__kernel void debug(__write_only image2d_t resultTexture)
{
int2 imgCoords = (int2)(get_global_id(0), get_global_id(1));
int2 imgDims = (int2)(get_image_width(resultTexture), get_image_height(resultTexture));
float4 imgVal = (float4)((float)imgCoords.x / (float)imgDims.x, (float)imgCoords.y / (float)imgDims.y, 0.0f, 1.0f);
write_imagef(resultTexture, imgCoords, imgVal);
}My video card is an Nvidia Geforce 285M GTX, with this kernel running in a release build (C++) I'm getting ~750 FPS. That's not low...but it's not as high as I was expecting. I figure calculating this gradient on this card in GLSL would probably give me quite a bit more. Now I know that GLSL is optimized for this sort of thing whereas raw OpenCL is not so it could just be that, but I thought I should make sure before I get into more complex things since I have plans to really tax this card once I figure out the intricacies of OpenCL. Also here is the code I'm using each frame to execute the kernel:
void CLContext::runKernelForScreen(int screenWidth, int screenHeight) {
cl_int result = CL_SUCCESS;
cl::Event ev;
cl::NDRange localRange = cl::NDRange(32, 16);
cl::NDRange globalRange = cl::NDRange(screenWidth, screenHeight);
//make sure OpenGL isn't using anything
glFlush();
//get the OpenGL shared objects
result = _commandQueue.enqueueAcquireGLObjects(&_glObjects, 0, &ev);
ev.wait();
if(result != CL_SUCCESS) {
throw OCException(LookupErrorString(result));
}
//set the argument to be the image
_primaryKernel.setArg(0, _screenTextureImage);
//enqueue operations to perform on the texture
result = _commandQueue.enqueueNDRangeKernel(_primaryKernel, cl::NullRange, globalRange, cl::NullRange, 0, &ev);
ev.wait();
if (result != CL_SUCCESS) {
throw OCException(LookupErrorString(result));
}
result = _commandQueue.enqueueReleaseGLObjects(&_glObjects, 0, &ev);
ev.wait();
if (result != CL_SUCCESS) {
throw OCException(LookupErrorString(result));
}
_commandQueue.finish();
}I profiled this and found that the bulk of the time is spent on the ev.wait() lines, and commenting those out doesn't do any direct harm but only yields around a 100 FPS gain, also at that point the execution time is almost entirely in _commandQueue.finish() for obvious reasons.
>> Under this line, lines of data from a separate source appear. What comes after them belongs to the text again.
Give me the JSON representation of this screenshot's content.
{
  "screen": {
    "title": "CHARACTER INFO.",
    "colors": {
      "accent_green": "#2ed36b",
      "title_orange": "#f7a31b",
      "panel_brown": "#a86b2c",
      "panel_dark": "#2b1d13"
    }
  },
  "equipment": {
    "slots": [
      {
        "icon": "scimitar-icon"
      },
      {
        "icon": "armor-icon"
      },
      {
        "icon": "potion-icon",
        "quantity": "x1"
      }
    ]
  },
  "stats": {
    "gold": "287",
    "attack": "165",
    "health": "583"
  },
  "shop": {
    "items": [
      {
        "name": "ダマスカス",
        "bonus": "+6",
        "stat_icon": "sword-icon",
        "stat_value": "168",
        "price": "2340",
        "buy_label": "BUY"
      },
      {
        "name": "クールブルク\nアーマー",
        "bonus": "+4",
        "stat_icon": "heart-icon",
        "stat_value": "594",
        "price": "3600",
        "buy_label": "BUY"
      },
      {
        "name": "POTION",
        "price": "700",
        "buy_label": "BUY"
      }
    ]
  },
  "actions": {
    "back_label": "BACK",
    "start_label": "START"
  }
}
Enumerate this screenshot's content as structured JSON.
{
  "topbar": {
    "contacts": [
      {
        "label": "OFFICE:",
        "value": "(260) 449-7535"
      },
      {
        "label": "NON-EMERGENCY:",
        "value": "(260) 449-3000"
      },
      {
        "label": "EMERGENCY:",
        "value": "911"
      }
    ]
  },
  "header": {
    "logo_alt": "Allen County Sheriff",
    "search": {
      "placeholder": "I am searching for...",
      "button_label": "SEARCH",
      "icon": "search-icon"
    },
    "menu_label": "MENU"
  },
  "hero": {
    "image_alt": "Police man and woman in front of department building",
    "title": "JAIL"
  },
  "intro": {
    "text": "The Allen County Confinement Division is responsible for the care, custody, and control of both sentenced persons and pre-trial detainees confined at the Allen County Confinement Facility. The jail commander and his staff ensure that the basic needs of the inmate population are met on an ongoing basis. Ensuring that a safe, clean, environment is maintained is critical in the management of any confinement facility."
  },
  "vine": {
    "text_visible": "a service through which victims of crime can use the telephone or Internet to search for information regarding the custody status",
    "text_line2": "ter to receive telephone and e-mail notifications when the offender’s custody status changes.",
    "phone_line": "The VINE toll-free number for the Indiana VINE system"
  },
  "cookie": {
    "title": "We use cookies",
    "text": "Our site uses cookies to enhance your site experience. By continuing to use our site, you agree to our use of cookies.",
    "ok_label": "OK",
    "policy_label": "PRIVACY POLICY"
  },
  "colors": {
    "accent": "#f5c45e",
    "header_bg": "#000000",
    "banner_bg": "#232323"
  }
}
If it matters at all, I'm initializing the OpenGL texture as such:
glTexImage2D(GL_TEXTURE_2D, 0, GL_RGBA16F, screenWidth, screenHeight, 0, GL_RGBA, GL_FLOAT, NULL);
And the respective OpenCL texture object is created with:
_screenTextureImage = cl::Image2DGL(_context, CL_MEM_WRITE_ONLY, GL_TEXTURE_2D, 0, textureId, &err);
Lastly in addition to profiling from the host side, I've also used gDebugger to try and see where the issue is, but the tool (at least as I'm capable of using it) doesn't yield much performance data other than to say that on average the kernel uses around
Hopefully I've preempted most of the questions concerning how I'm doing things and someone can make some sense of all this. Is my head on straight here? I don't think I'll be surprised either way if I hear that this is the kind of performance I should or should not expect from OpenCL on this hardware, but like I said I feel like I'd be getting a bit more at this stage from GLSL.